PCPs can be a great way of financing a new car but it’s not for everybody writes Geraldine Herbert
When you buy a car on a PCP you are essentially paying to use it for a fixed number of years, with the option of buying it at the end of your contract or giving it back to the dealer. In terms of monthly repayments, it works out cheaper than hire purchase because it lets you defer part of the total cost of the car – a sum known as the guaranteed future value, or GFV, which is set at the start of the agreement. The GFV represents what the car will be worth at the end of the contract. The future value, plus any deposit you choose to put down, usually between 10 and 30 percent, is taken away from the total cost of the car, and you pay monthly payments (plus interest) on the remaining balance for the term of the contract.

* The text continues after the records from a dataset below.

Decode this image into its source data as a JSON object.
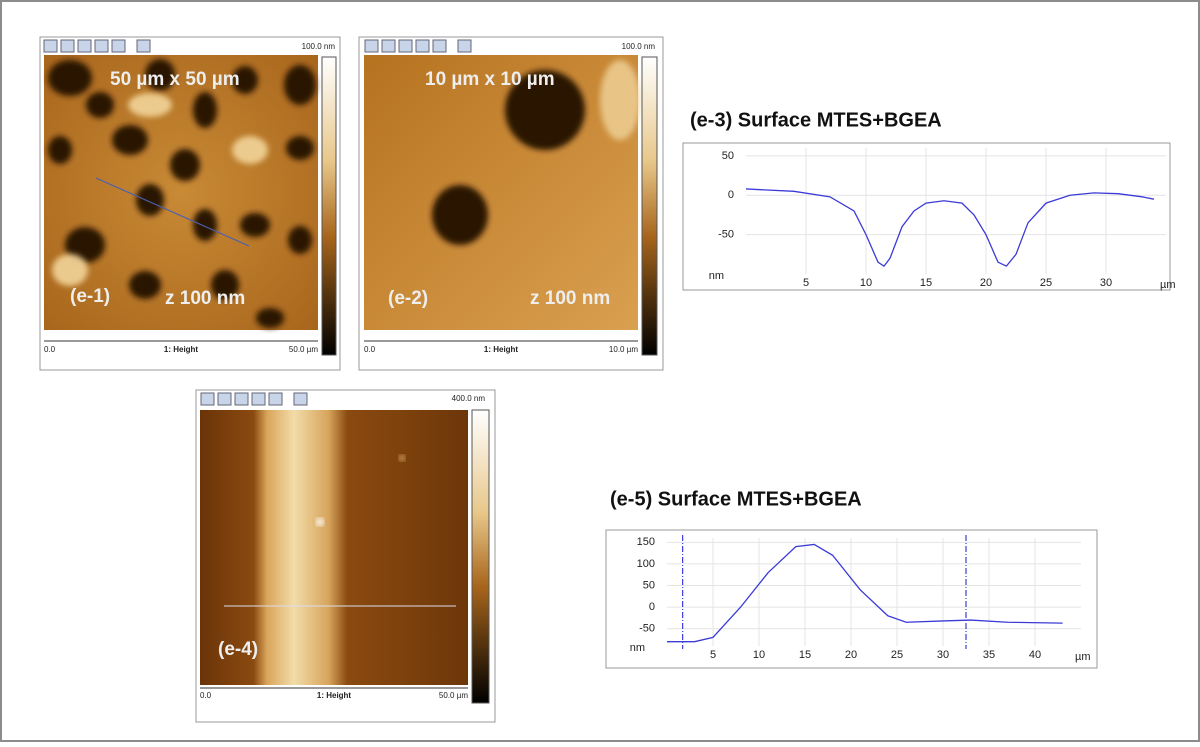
{
  "panels": [
    {
      "label": "(e-1)",
      "size": "50 µm x 50 µm",
      "z": "z 100 nm",
      "scale_max": "100.0 nm",
      "x_start": "0.0",
      "channel": "1: Height",
      "x_end": "50.0 µm"
    },
    {
      "label": "(e-2)",
      "size": "10 µm x 10 µm",
      "z": "z 100 nm",
      "scale_max": "100.0 nm",
      "x_start": "0.0",
      "channel": "1: Height",
      "x_end": "10.0 µm"
    },
    {
      "label": "(e-4)",
      "scale_max": "400.0 nm",
      "x_start": "0.0",
      "channel": "1: Height",
      "x_end": "50.0 µm"
    }
  ],
  "chart_data": [
    {
      "type": "line",
      "title": "(e-3) Surface MTES+BGEA",
      "x": [
        0,
        4,
        7,
        9,
        10,
        11,
        11.5,
        12,
        13,
        14,
        15,
        16.5,
        18,
        19,
        20,
        21,
        21.7,
        22.5,
        23.5,
        25,
        27,
        29,
        31,
        33,
        34
      ],
      "series": [
        {
          "color": "#3b3bd8",
          "values": [
            8,
            5,
            -2,
            -20,
            -50,
            -85,
            -90,
            -80,
            -40,
            -20,
            -10,
            -7,
            -10,
            -25,
            -50,
            -85,
            -90,
            -75,
            -35,
            -10,
            0,
            3,
            2,
            -2,
            -5
          ]
        }
      ],
      "xlim": [
        0,
        35
      ],
      "xticks": [
        5,
        10,
        15,
        20,
        25,
        30
      ],
      "ylim": [
        -100,
        60
      ],
      "yticks": [
        50,
        0,
        -50
      ],
      "y_unit_label": "nm",
      "x_unit_label": "µm",
      "grid": true
    },
    {
      "type": "line",
      "title": "(e-5) Surface MTES+BGEA",
      "x": [
        0,
        3,
        5,
        8,
        11,
        14,
        16,
        18,
        21,
        24,
        26,
        30,
        33,
        37,
        43
      ],
      "series": [
        {
          "color": "#3b3bd8",
          "values": [
            -80,
            -80,
            -70,
            0,
            80,
            140,
            145,
            120,
            40,
            -20,
            -35,
            -32,
            -30,
            -35,
            -37
          ]
        }
      ],
      "xlim": [
        0,
        45
      ],
      "xticks": [
        5,
        10,
        15,
        20,
        25,
        30,
        35,
        40
      ],
      "ylim": [
        -90,
        160
      ],
      "yticks": [
        150,
        100,
        50,
        0,
        -50
      ],
      "y_unit_label": "nm",
      "x_unit_label": "µm",
      "grid": true,
      "cursors": [
        1.7,
        32.5
      ],
      "cursor_color": "#3b3bd8"
    }
  ]
}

At the end of the contract you have one of three options; to return the car to the dealer, pay the final payment and keep the car or trade the car in against a replacement. For many it is a useful way to stretch a small budget but there are number of factors you need to keep in mind
- If you plan on keeping the car at the end of the PCP you will need to set aside money for the final payment.
- Cars depreciate, so put down the minimum deposit only.
- Be realistic about how much you use your car, if you exceed the agreed annual mileage on a PCP you will be charged for it,
- Before you embark on a PCP remember to factor in other costs particularly insurance and fuel costs.
- If you cancel your contract and return the car you’ll probably have to pay a fee.
- You may not get the colour you’ve always wanted. Pinks and purples won’t be a goer.
- You won’t be able to modify the car in any way.
- If you return the car with scratches or any damage you may be charged to cover the cost of putting this right.